Let me explain. Considering the way the organizing committee brought the original competition to a conclusion, and how—after scrapping the winning design—it called for a new competition, taking pains to paint a new picture using easy and accessible words such as “a clean and fair competition”, “an open competition for all people”, how it stressed the legitimacy of the competition over and over, when in reality, it seemed totally unfair not to give any explanation as to the actual selection process. Nothing was revealed about the specific contents. We were never told how the four final candidates were selected; for what reason they were chosen out of the 14,599 entries. To get away with not giving an explanation as to the basis for choosing the winning design—an explanation that is surely rooted in the selection criteria itself—seems exceptionally disrespectful not only to the top entrants who were chosen, but to the other entrants whose designs were not chosen. I think it is also a show of disrespect towards the members of the selection committee. After giving so much effort in coming up with a new structure and carefully preparing for a competition with no mishaps whatsoever, in the end the organizers let us down by failing to give a credible explanation regarding the competition’s crucial center. Thus, we were left with a competition highly lacking in clarity, with a low level of satisfaction. This was the reality that was widely shared by the Japanese people. I came to feel that angst and suspicion, frustration towards the organizing committee’s way of conducting matters—this was what was fueling reports and articles in the media and prompting opinions aired through SNS. Thus I dismissed my initial urge for rebuttal.

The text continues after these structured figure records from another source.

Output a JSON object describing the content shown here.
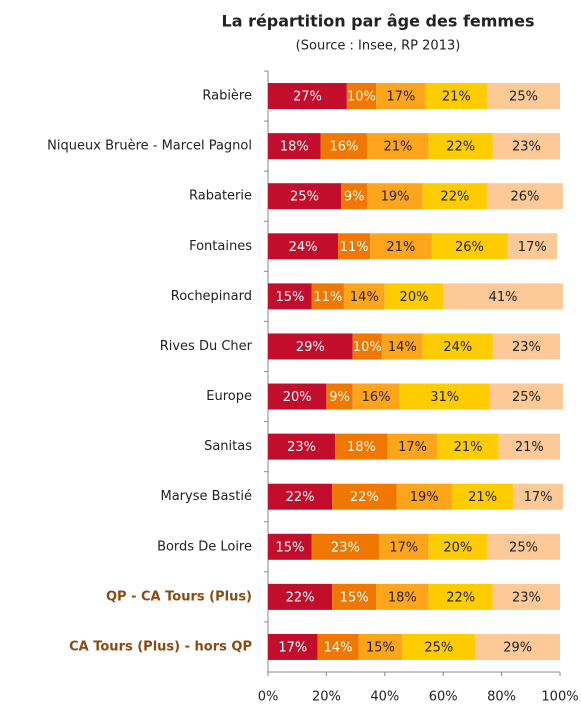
{
  "chart_data": {
    "type": "stacked_bar_horizontal",
    "title": "La répartition par âge des femmes",
    "subtitle": "(Source : Insee, RP 2013)",
    "categories": [
      "Rabière",
      "Niqueux Bruère - Marcel Pagnol",
      "Rabaterie",
      "Fontaines",
      "Rochepinard",
      "Rives Du Cher",
      "Europe",
      "Sanitas",
      "Maryse Bastié",
      "Bords De Loire",
      "QP - CA Tours (Plus)",
      "CA Tours (Plus) - hors QP"
    ],
    "category_label_colors": [
      "#222222",
      "#222222",
      "#222222",
      "#222222",
      "#222222",
      "#222222",
      "#222222",
      "#222222",
      "#222222",
      "#222222",
      "#8b4a12",
      "#8b4a12"
    ],
    "series": [
      {
        "color": "#c20e2c",
        "label_color": "#ffffff",
        "values": [
          27,
          18,
          25,
          24,
          15,
          29,
          20,
          23,
          22,
          15,
          22,
          17
        ],
        "value_labels": [
          "27%",
          "18%",
          "25%",
          "24%",
          "15%",
          "29%",
          "20%",
          "23%",
          "22%",
          "15%",
          "22%",
          "17%"
        ]
      },
      {
        "color": "#f07800",
        "label_color": "#ffffff",
        "values": [
          10,
          16,
          9,
          11,
          11,
          10,
          9,
          18,
          22,
          23,
          15,
          14
        ],
        "value_labels": [
          "10%",
          "16%",
          "9%",
          "11%",
          "11%",
          "10%",
          "9%",
          "18%",
          "22%",
          "23%",
          "15%",
          "14%"
        ]
      },
      {
        "color": "#ffa51c",
        "label_color": "#222222",
        "values": [
          17,
          21,
          19,
          21,
          14,
          14,
          16,
          17,
          19,
          17,
          18,
          15
        ],
        "value_labels": [
          "17%",
          "21%",
          "19%",
          "21%",
          "14%",
          "14%",
          "16%",
          "17%",
          "19%",
          "17%",
          "18%",
          "15%"
        ]
      },
      {
        "color": "#ffcc00",
        "label_color": "#222222",
        "values": [
          21,
          22,
          22,
          26,
          20,
          24,
          31,
          21,
          21,
          20,
          22,
          25
        ],
        "value_labels": [
          "21%",
          "22%",
          "22%",
          "26%",
          "20%",
          "24%",
          "31%",
          "21%",
          "21%",
          "20%",
          "22%",
          "25%"
        ]
      },
      {
        "color": "#fdc996",
        "label_color": "#222222",
        "values": [
          25,
          23,
          26,
          17,
          41,
          23,
          25,
          21,
          17,
          25,
          23,
          29
        ],
        "value_labels": [
          "25%",
          "23%",
          "26%",
          "17%",
          "41%",
          "23%",
          "25%",
          "21%",
          "17%",
          "25%",
          "23%",
          "29%"
        ]
      }
    ],
    "xlim": [
      0,
      100
    ],
    "xticks": [
      {
        "value": 0,
        "label": "0%"
      },
      {
        "value": 20,
        "label": "20%"
      },
      {
        "value": 40,
        "label": "40%"
      },
      {
        "value": 60,
        "label": "60%"
      },
      {
        "value": 80,
        "label": "80%"
      },
      {
        "value": 100,
        "label": "100%"
      }
    ]
  }
}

That said, if I see something that is widely off the mark, I cannot help feeling a pang in my heart. The only thing that I can do for now is to hope that people will not stop at reading such reports, written using such incendiary words aimed to infuriate and disturb people’s minds, but to read the original blog postings for a deeper understanding of my true intentions.

I was only discharged from the hospital a while ago, and my grasp of the situation and various information is not yet complete. Therefore I will need some more time to digest it all, but I would definitely like to offer my views and write about the new emblem that was selected for the 2020 Tokyo Olympic Games. As a designer who is living in the moment, it would be unnatural not to comment on the winning design. Furthermore, to speak about the winning design, is in fact, a way of expressing “courtesy” towards all the people who worked so hard in order to choose a logo for the 2020 Tokyo Olympic Games, all the entrants who sent in their work, and of course, the readers of my blog.

Through my experience with the Olympic logo debacle, I came to understand more than ever, that a lot of people who are tasked with disseminating information have the urge to “control information”. So many people out there have caught the bug. We must be wary and be alert not to accept information at face value, information that has been restricted and controlled by the dispatcher according to his or her agenda. It is up to us to deepen our perceptions, heighten our insights to see and capture the truth. In addition to information gathering skills, we must equip ourselves with the ability to assess information. I have come to believe that is the only way to break free of the spell of propaganda.

In this ever-changing world, living in a society that continues to reshape itself, we must not give in to despair and acceptance. By never relinquishing the power to think and by willing yourself to do so, I believe we can attain the freedom to live with an independent mind.

Keiko Hirano

Keiko Hirano:
Designer/Visioner, Executive Director of Communication Design Laboratory
Hirano served on the panel that chose the official emblem for the 2020 Tokyo Olympics and Paralympics, which was ultimately withdrawn.